# 8. Evaluation of results
In this final notebook we will propose an evaluation metric to check the performance and our final systems on the publication track. For our approach we will rely on the default subjects asigned to each publication by the EuropePMC API. For an additional level of accuracy in the evaluation of our models, the list of subjects used as ground truth could be generated by a human committee. For the scope of this challenge, we will however rely on the default subjects returned by the API and leave the human annotation for future work.

## Setup

In [1]:
%run __init__.py

In [2]:
import pandas as pd

PMC_FILE_PATH = os.path.join(NOTEBOOK_2_RESULTS_DIR, 'pmc_dataframe.pkl')

pmc_df = pd.read_pickle(PMC_FILE_PATH)

## Analyzing the categories
We will begin by selecting a subset of the publications dataframe with just the id of the publication and its subjects:

In [3]:
import numpy as np

categories_df = pmc_df.copy()
categories_df['subjects'].replace('', np.nan, inplace=True)
categories_df.dropna(subset=['subjects'], inplace=True)
categories_df.head(n=4)

Unnamed: 0,id,title,abstract,full_body,authors,references,subjects,text_cleaned,num_chars_text
0,PMC3310815,Induced Release of a Plant-Defense Volatile ‘D...,Transmission of plant pathogens by insect vect...,Introduction Transmission of plant pathogens b...,Mann Rajinder S.|Ali Jared G.|Hermann Sara L.|...,Insect vector relationships with procaryotic p...,Agriculture|Crops|Pest Control|Biology|Ecology...,Introduction Transmission of plant pathogens b...,54143
1,PMC3547067,Carbon and Nitrogen Isotopic Survey of Norther...,The development of isotopic baselines for comp...,Introduction Stable isotope analysis is an imp...,Szpak Paul|White Christine D.|Longstaffe Fred ...,Influence of diet on the distribution of carbo...,Biology|Ecology|Biogeochemistry|Paleontology|P...,Introduction Stable isotope analysis is an imp...,74402
3,PMC3672096,Emissions of CH4 and N2O under Different Tilla...,Understanding greenhouse gases (GHG) emissions...,Introduction With the current rise in global t...,Zhang Hai-Lin|Bai Xiao-Lin|Xue Jian-Fu|Chen Zh...,Simulation of fluxes of greenhouse gases from ...,Agriculture|Agricultural Biotechnology|Agricul...,Introduction With the current rise in global t...,29852
7,PMC3904951,Diversity and Spatial Structure of Belowground...,Plant–mycorrhizal fungal interactions are ubiq...,Introduction More than 90% of wild terrestrial...,Toju Hirokazu|Sato Hirotoshi|Tanabe Akifumi S.,Mycorrhizal associations and other means of nu...,Agriculture|Forestry|Biology|Ecology|Community...,Introduction More than 90% of wild terrestrial...,57644


In [4]:
articles_categories = {aid: categories.split('|') 
                       for aid, categories in zip(categories_df['id'].values,
                                                  categories_df['subjects'].values)}
articles_categories['PMC6394436']

['Review Article']

As we can see above, some of the subjects seem to be not really representative of the main topic of the article. For example, a subject of 'Review Article' does not represent the overall semantics of the publication and adds more noise if we are looking for a representative evaluation.

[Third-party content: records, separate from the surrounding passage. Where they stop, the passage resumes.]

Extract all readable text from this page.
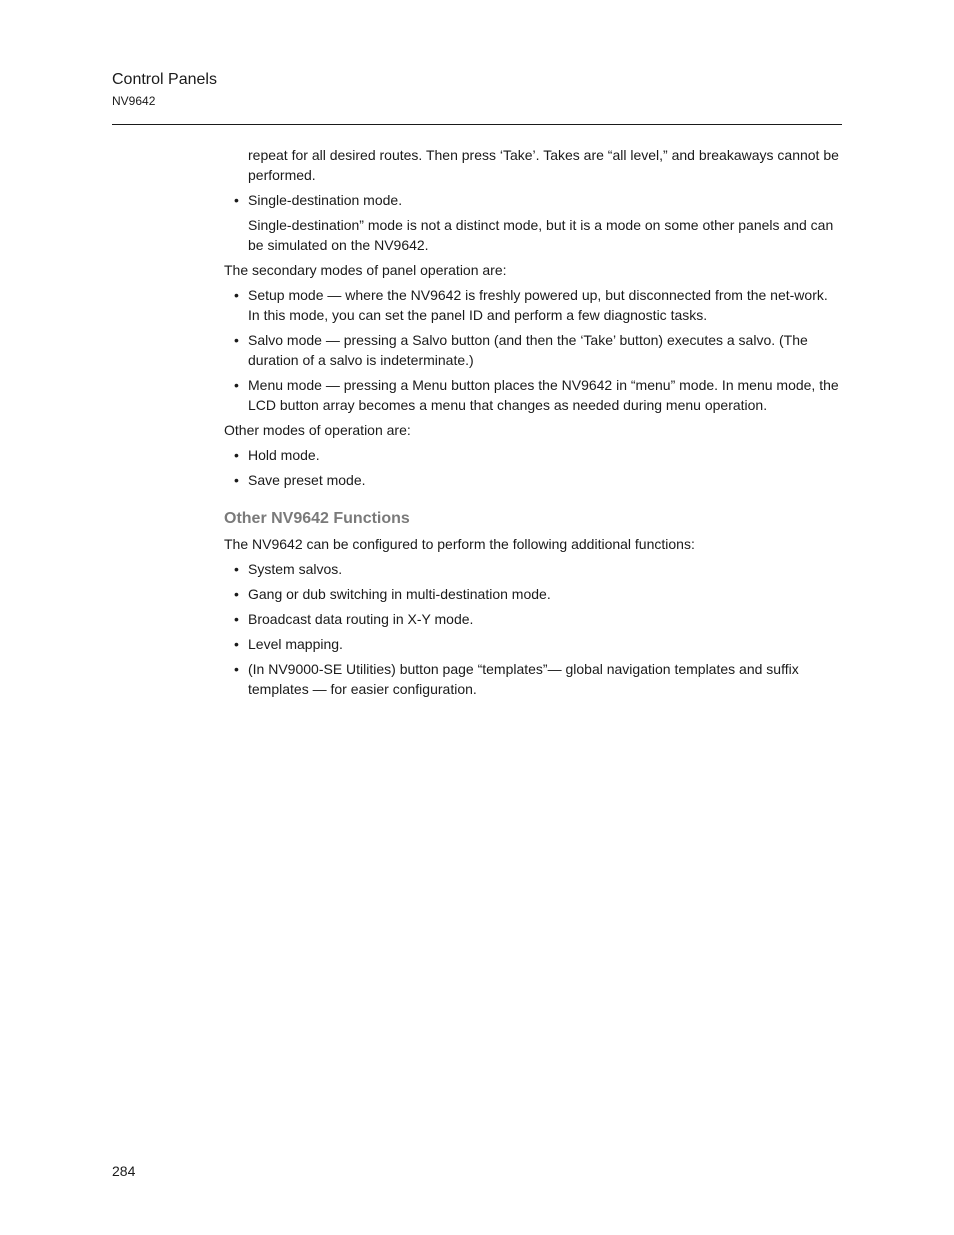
Control Panels
NV9642

repeat for all desired routes. Then press ‘Take’. Takes are “all level,” and breakaways cannot be performed.

• Single-destination mode.

Single-destination” mode is not a distinct mode, but it is a mode on some other panels and can be simulated on the NV9642.

The secondary modes of panel operation are:

• Setup mode — where the NV9642 is freshly powered up, but disconnected from the net-work. In this mode, you can set the panel ID and perform a few diagnostic tasks.
• Salvo mode — pressing a Salvo button (and then the ‘Take’ button) executes a salvo. (The duration of a salvo is indeterminate.)
• Menu mode — pressing a Menu button places the NV9642 in “menu” mode. In menu mode, the LCD button array becomes a menu that changes as needed during menu operation.

Other modes of operation are:

• Hold mode.
• Save preset mode.
Other NV9642 Functions

The NV9642 can be configured to perform the following additional functions:

• System salvos.
• Gang or dub switching in multi-destination mode.
• Broadcast data routing in X-Y mode.
• Level mapping.
• (In NV9000-SE Utilities) button page “templates”— global navigation templates and suffix templates — for easier configuration.
284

In the following cells we are going to perform a cleaning of the subjects to remove those that will not be useful for the evaluation of our models. We will begin by removing those subjects that have been considered as non-relevant. After that, we will also remove those words that do not have a match to WordNet, which will be used later on to perform the evaluation of the models. Finally, those rows that do not have any subject will be removed from the final sample:

In [5]:
from herc_common.evaluation import _get_synset

stop_categories = set(["research", "research paper",
                       "review article", "research articles",
                       "regular papers", "basic research papers",
                       "original paper", "research papers",
                       "primary research articles", "primary research article",
                       "original article", "original articles", "original research"])

filtered_articles_categories = {
    k: set([el for el in v if el.lower() not in stop_categories
        and not el.isnumeric() and _get_synset(el) is not None])
    for k, v in articles_categories.items()
}

final_articles_categories = {
    k: v
    for k, v in filtered_articles_categories.items()
    if len(v) != 0
}

len(final_articles_categories)

26

In [6]:
final_articles_categories

{'PMC3310815': {'Agriculture', 'Biology', 'Crops', 'Ecology', 'Zoology'},
 'PMC3547067': {'Anthropology',
  'Archaeology',
  'Biology',
  'Chemistry',
  'Earth Sciences',
  'Ecology',
  'Geochemistry',
  'Isotopes',
  'Paleobotany',
  'Paleontology',
  'Radiochemistry'},
 'PMC3672096': {'Agriculture',
  'Biology',
  'Climate Change',
  'Climatology',
  'Earth Sciences',
  'Ecology'},
 'PMC3904951': {'Agriculture',
  'Biodiversity',
  'Biology',
  'Botany',
  'Ecology',
  'Forestry',
  'Fungi',
  'Microbiology',
  'Mycology'},
 'PMC3951315': {'Agriculture',
  'Biodiversity',
  'Biology',
  'Crops',
  'Ecology',
  'Ecosystems',
  'Microbiology',
  'Virology'},
 'PMC4067337': {'Agriculture',
  'Biotechnology',
  'Crops',
  'Ecology',
  'Microbiology',
  'Rice'},
 'PMC4128675': {'Biochemistry', 'Hormones', 'Plant Hormones'},
 'PMC4171492': {'Microbiology', 'Molecular Biology', 'Tobacco Mosaic Virus'},
 'PMC4397498': {'Ecology'},
 'PMC4623198': {'Environmental Science'},
 'PMC4981420': {'Ag

As we can see above, only 26 from the original samples have one or more subjects to be compared with the output of our models.

## Evaluation
For the evaluation of our system we will use WordNet to obtain a semantic similarity score between the topics predicted by our system and those used as ground truth.

Before we can start calculating these similarity scores, we will obtain the topics predicted by our system. First, we will be loading the final pipeline that has been saved in our previous notebook:

In [7]:
import string

import en_core_sci_lg
import en_core_web_md

from collections import Counter

from tqdm import tqdm

en_core_web_md.load()
en_core_sci_lg.load()

<spacy.lang.en.English at 0x152d311c888>

In [8]:
from herc_common.utils import load_object

final_pipe = load_object(os.path.join(NOTEBOOK_7_RESULTS_DIR, 'final_pipe.pkl'))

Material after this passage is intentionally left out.